Resumo
- O crescimento mundial é revisto para baixo, atingindo +3,0% em 2025.
- As economias avançadas desaceleram, enquanto as emergentes ainda sustentam o crescimento global.
- O comércio mundial permanece fraco (+2,1%), abaixo da média histórica.
- Os principais riscos são as tensões comerciais e a geopolítica.
Crescimento global revisado para baixo
A implementação das tarifas americanas e o clima de incerteza levaram a uma revisão para baixo das perspectivas globais em relação às projeções de primavera.
O crescimento mundial deve atingir +3,0% em 2025 e +2,9% em 2026, após +3,3% em 2024. As economias emergentes continuam a sustentar a expansão global, mesmo diante de uma desaceleração.

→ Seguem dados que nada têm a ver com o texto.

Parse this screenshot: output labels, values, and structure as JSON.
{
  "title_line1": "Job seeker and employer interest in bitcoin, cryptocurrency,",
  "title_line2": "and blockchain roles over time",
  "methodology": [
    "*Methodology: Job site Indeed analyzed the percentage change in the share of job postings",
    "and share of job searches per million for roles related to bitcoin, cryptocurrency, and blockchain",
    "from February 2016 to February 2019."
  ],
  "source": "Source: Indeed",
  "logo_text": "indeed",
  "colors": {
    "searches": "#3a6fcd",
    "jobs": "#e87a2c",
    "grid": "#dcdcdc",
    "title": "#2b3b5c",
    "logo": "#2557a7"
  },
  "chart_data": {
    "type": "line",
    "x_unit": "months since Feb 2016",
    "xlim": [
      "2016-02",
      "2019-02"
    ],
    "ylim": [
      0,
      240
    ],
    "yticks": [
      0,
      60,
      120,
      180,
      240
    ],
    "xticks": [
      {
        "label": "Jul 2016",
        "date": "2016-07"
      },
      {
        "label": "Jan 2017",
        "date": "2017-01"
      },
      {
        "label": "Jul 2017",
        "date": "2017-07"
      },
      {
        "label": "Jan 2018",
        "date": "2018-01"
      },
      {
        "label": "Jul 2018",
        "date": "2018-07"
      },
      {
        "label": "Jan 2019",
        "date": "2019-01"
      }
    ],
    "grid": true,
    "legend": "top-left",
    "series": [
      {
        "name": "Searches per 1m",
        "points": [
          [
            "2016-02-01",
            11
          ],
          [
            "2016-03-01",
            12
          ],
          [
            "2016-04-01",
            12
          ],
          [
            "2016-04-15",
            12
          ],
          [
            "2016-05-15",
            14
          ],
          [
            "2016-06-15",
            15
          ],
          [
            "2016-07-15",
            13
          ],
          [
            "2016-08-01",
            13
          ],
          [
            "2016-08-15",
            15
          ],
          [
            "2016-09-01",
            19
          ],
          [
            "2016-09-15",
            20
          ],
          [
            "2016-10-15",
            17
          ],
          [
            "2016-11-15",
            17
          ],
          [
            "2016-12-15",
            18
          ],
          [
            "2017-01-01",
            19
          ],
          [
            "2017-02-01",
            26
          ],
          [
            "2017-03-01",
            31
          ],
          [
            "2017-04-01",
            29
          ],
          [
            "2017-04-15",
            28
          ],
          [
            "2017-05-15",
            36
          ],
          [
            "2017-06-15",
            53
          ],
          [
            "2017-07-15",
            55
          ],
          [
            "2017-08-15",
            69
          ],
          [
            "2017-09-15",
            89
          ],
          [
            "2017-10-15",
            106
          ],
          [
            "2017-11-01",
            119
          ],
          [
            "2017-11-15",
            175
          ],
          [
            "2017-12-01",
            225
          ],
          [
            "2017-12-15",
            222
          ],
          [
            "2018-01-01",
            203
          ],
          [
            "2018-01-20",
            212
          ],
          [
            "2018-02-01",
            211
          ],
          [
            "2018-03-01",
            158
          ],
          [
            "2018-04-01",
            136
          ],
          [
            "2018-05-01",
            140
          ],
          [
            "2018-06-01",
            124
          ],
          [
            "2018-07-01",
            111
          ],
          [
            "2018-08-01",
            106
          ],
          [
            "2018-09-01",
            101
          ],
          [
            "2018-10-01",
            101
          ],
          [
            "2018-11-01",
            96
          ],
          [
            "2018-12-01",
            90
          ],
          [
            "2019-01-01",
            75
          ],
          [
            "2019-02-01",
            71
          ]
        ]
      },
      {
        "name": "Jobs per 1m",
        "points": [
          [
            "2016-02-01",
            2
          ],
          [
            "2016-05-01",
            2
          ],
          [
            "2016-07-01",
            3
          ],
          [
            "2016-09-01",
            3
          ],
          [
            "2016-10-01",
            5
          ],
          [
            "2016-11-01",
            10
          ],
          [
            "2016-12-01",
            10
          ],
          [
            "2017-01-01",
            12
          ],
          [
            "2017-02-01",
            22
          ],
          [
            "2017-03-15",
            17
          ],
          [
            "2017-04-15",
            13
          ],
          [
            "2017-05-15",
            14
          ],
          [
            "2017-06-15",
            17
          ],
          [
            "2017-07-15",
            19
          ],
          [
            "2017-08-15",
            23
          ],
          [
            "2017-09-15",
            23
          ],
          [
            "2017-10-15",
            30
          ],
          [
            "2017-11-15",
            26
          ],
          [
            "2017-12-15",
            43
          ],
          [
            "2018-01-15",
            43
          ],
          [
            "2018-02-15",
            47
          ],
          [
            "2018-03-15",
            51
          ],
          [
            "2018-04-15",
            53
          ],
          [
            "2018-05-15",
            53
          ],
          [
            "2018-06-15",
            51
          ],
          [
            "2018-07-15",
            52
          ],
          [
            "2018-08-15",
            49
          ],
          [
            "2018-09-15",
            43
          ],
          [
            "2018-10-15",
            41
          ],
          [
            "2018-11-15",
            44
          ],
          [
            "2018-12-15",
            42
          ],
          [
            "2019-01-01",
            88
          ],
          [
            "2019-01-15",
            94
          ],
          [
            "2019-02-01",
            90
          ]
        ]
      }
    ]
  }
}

Dinâmica divergente nas economias avançadas
Entre as economias avançadas, os Estados Unidos devem apresentar desaceleração em 2025 e 2026, com a consumo sendo impactado pelas tarifas e pelos cortes orçamentários.
Na zona do euro, a atividade será apoiada pela recuperação do consumo devido à queda da inflação, e pelo investimento impulsionado pela redução das taxas de juros, mas será limitada pelas tensões comerciais e pela valorização do euro.
- Na Alemanha, o crescimento será atônico em 2025, com recuperação prevista em 2026 graças à política fiscal expansionista.
- Na Itália, o PNRR apoia um crescimento moderado.
- Na Espanha, o crescimento permanecerá dinâmico, impulsionado pela demografia, investimento e turismo.
- O Reino Unido se beneficiará de uma política fiscal expansionista.
Desaceleração nas economias emergentes
Na maioria das principais economias emergentes, a atividade deve desacelerar em 2025 e 2026.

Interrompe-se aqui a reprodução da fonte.